Option "maxk" sets the highest value of k that search triggered with "-k min" will search for. Default is 15.
Setting this value higher will allow for finding more transcripts per gene, but will substantially slow Traph
down.
If using higher value of k for "-k <int>", at the very least the value of parameter --ga-iterations, which
controls the number of times Traph uses genetic algorithm to find the best solution,
should be set lower than default.
##################################################
# Annotation/no annotation options #
##################################################
Traph is genome-based de novo transcript prediction tool, therefore it does not use annotation in the prediction.
However, we have added annotation guide for the creation of the splicing graph and naming the transcripts based
on the annotation.
For non-guided creation of the splicing graph, parameter "alternative-treshold" controls how sensitive the graph
creation is to alternative sources or sinks within exon.

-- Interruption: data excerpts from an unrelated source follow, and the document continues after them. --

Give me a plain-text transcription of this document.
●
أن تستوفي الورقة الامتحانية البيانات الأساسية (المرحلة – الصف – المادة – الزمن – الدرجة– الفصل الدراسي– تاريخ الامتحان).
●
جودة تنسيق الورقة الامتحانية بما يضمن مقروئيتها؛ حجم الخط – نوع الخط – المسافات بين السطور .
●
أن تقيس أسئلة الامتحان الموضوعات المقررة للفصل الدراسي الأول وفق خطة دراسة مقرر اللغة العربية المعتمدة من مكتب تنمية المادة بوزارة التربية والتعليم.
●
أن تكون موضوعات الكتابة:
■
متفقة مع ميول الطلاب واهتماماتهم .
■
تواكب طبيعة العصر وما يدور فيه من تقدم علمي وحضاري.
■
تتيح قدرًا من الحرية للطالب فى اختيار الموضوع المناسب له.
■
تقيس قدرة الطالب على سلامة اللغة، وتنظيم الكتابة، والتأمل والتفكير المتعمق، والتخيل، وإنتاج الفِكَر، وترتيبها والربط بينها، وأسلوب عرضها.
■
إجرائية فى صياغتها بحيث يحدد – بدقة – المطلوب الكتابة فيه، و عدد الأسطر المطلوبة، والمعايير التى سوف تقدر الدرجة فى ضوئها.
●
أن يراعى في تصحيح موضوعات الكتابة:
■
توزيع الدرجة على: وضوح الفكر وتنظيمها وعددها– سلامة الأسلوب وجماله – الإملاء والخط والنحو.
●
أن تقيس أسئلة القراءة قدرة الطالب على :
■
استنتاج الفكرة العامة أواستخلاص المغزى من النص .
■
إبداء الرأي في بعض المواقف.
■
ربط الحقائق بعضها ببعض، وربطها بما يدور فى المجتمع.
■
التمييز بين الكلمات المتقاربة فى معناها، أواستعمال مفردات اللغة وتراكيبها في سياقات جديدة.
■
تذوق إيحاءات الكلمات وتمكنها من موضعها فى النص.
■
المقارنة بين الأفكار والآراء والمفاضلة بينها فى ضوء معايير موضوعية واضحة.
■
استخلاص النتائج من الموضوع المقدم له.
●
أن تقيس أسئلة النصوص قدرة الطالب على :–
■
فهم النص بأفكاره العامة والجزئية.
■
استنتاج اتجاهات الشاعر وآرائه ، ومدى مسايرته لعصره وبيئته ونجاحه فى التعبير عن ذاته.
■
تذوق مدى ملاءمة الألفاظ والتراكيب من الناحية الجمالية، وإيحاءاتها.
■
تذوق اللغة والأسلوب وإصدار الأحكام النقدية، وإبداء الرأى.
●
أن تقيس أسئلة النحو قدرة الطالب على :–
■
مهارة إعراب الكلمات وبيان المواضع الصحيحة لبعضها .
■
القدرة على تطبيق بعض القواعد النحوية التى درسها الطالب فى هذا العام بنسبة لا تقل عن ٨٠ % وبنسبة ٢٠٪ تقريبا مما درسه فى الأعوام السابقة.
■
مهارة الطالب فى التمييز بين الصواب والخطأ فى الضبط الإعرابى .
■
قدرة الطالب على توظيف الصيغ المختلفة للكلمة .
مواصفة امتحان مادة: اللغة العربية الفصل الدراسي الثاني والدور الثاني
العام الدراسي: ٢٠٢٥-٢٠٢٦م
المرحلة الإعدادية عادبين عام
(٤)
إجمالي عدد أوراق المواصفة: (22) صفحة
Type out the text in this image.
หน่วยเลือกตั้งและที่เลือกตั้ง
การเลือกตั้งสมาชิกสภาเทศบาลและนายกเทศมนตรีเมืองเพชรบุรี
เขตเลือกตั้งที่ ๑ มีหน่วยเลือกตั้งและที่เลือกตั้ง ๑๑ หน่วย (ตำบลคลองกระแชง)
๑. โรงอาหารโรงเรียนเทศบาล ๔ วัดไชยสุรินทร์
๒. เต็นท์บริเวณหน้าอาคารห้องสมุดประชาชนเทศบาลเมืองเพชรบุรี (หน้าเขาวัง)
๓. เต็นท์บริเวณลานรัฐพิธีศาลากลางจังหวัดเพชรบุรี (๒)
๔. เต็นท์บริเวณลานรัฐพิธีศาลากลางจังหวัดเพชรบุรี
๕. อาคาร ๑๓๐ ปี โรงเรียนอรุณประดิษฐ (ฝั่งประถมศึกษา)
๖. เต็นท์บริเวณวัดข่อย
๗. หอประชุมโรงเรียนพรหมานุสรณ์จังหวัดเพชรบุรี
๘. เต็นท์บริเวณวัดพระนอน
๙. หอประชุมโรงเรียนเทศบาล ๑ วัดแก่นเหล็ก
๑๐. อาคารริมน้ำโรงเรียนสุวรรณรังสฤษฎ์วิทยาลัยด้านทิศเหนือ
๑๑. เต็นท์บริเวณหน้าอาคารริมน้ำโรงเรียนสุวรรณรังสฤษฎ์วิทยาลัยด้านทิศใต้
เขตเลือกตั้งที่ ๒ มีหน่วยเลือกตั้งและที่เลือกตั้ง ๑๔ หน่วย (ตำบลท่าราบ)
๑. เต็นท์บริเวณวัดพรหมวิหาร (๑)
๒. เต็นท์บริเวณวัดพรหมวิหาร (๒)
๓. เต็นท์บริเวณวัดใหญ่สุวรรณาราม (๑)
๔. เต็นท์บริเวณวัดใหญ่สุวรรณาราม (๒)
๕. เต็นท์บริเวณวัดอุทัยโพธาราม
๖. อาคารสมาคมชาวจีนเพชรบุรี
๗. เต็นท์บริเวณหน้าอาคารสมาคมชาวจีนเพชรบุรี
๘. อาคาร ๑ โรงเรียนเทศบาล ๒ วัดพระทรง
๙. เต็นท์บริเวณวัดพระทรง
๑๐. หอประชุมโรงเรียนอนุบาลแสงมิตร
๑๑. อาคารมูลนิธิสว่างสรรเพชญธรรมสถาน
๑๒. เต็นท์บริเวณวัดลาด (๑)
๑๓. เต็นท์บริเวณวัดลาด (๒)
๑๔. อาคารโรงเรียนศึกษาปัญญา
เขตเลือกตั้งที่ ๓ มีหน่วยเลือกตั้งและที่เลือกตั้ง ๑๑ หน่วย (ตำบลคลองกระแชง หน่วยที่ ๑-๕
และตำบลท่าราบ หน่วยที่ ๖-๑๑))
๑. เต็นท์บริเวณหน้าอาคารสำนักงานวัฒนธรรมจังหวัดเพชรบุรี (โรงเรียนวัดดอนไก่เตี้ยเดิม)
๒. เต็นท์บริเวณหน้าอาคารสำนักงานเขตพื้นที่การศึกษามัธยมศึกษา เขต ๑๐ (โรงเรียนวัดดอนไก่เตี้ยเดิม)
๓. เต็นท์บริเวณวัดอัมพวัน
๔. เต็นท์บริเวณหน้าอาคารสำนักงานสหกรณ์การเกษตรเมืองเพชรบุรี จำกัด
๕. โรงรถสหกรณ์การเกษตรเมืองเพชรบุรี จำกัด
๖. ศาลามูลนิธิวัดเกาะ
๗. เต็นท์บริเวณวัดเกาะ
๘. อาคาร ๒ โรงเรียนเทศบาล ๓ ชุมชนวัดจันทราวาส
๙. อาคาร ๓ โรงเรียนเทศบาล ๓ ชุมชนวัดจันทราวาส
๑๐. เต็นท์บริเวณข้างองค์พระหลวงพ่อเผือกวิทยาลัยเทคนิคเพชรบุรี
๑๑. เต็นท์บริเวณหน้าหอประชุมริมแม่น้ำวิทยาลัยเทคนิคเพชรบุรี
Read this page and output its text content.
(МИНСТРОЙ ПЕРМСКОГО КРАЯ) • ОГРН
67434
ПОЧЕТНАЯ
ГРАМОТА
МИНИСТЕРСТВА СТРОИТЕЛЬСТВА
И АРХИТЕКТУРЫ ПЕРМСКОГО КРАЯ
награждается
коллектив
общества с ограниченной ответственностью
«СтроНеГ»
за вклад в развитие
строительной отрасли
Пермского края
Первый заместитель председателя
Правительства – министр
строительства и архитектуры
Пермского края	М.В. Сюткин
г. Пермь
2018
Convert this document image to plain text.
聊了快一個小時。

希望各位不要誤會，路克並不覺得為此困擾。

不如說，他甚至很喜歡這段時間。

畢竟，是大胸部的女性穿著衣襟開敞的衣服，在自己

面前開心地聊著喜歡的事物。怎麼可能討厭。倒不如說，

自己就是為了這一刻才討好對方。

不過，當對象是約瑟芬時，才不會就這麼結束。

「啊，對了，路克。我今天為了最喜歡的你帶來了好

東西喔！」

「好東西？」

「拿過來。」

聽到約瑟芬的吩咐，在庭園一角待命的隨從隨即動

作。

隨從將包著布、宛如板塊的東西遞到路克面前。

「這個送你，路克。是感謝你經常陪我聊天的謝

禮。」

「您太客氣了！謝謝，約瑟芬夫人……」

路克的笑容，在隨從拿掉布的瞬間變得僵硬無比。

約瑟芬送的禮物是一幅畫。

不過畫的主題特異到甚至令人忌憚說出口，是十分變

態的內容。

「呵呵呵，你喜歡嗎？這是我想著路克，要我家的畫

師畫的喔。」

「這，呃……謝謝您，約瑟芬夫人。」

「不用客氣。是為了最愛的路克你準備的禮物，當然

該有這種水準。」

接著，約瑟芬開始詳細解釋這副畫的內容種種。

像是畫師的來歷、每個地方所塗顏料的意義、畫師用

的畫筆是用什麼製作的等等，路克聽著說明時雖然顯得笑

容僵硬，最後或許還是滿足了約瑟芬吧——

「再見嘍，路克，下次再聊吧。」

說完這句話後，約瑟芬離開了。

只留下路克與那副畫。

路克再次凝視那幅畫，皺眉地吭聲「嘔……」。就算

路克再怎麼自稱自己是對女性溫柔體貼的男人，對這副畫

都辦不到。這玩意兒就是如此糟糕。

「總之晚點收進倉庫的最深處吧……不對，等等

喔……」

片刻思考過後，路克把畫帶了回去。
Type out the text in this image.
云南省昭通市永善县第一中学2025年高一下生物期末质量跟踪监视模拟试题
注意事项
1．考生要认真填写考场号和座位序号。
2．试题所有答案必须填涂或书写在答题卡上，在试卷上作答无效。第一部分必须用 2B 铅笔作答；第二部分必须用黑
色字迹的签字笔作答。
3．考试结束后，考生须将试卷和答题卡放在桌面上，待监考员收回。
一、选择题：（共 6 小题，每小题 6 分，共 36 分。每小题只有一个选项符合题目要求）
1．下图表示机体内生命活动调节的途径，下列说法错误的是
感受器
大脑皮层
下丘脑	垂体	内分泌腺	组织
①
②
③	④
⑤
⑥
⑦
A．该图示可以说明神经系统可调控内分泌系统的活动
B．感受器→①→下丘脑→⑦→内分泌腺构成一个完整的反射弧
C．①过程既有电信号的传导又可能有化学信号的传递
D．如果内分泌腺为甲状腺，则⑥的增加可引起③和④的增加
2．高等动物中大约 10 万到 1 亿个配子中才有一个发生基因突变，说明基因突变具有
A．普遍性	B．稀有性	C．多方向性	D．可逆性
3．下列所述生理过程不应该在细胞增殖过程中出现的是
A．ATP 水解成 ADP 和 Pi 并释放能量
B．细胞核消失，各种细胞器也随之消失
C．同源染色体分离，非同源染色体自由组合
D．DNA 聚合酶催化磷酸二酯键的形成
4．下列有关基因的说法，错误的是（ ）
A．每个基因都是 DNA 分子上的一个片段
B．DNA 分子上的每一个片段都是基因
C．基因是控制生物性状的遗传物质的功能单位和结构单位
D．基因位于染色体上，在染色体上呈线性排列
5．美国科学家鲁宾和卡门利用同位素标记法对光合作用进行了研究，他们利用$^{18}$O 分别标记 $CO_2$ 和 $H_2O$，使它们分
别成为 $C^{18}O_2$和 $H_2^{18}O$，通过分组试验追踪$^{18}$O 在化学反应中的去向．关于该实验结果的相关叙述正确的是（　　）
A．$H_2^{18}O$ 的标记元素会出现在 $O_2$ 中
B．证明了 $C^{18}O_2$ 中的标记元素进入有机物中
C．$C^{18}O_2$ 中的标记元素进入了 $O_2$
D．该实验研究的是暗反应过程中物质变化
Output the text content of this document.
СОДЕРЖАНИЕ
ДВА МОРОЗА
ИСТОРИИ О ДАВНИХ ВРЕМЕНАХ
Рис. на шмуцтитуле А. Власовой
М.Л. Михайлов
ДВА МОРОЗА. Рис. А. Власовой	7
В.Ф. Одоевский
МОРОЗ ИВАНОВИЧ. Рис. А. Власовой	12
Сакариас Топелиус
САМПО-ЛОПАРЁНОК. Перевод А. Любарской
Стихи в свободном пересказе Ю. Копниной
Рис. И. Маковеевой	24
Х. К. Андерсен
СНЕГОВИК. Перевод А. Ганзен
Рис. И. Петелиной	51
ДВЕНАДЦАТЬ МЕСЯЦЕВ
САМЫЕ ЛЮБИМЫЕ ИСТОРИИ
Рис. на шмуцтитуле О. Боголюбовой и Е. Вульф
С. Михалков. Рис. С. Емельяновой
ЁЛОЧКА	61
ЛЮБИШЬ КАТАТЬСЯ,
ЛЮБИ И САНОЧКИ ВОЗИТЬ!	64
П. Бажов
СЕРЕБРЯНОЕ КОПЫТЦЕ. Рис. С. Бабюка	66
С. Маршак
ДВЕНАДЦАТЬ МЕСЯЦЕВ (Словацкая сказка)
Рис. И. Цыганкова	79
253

If the predicted transcripts seem fragmented, increase
the value, as it is likely graph creation is then interpreting coverage variation as sources and/or sinks.
#################################################
# Other options #
#################################################
Other options are highly optional, they are included for completion's sake.
"--outlier" activates the outlier variant (see our paper for k-UTEO). In vast majority of the cases, cover (default)
is a better option.
"--powonpaths" sets the objective function (error function) for nodes and edges that lie on path of a transcript.
"--powoutsidepaths" sets the objective functions for nodes and edges that do not lie on path of a transcript.
Flow engine does not support setting these to different values, but dynamic programming does. Any positive integer i
is an acceptable value, resulting to objective function |observed-predicted|^i. In addition there are two special cases:
value of -1 sets the objective function as |observed-predicted|/observed, and value of -2 sets the objective function
as |observed-predicted|^2/observed.
"--length-correction" applies a length correction to the objective function based on the length of the exon (that is,
shorter exons get penalized less and longer more). In our tests this did not seem to make a difference.
When debug mode is activated, it prints various status reports that can help with finding problem cases.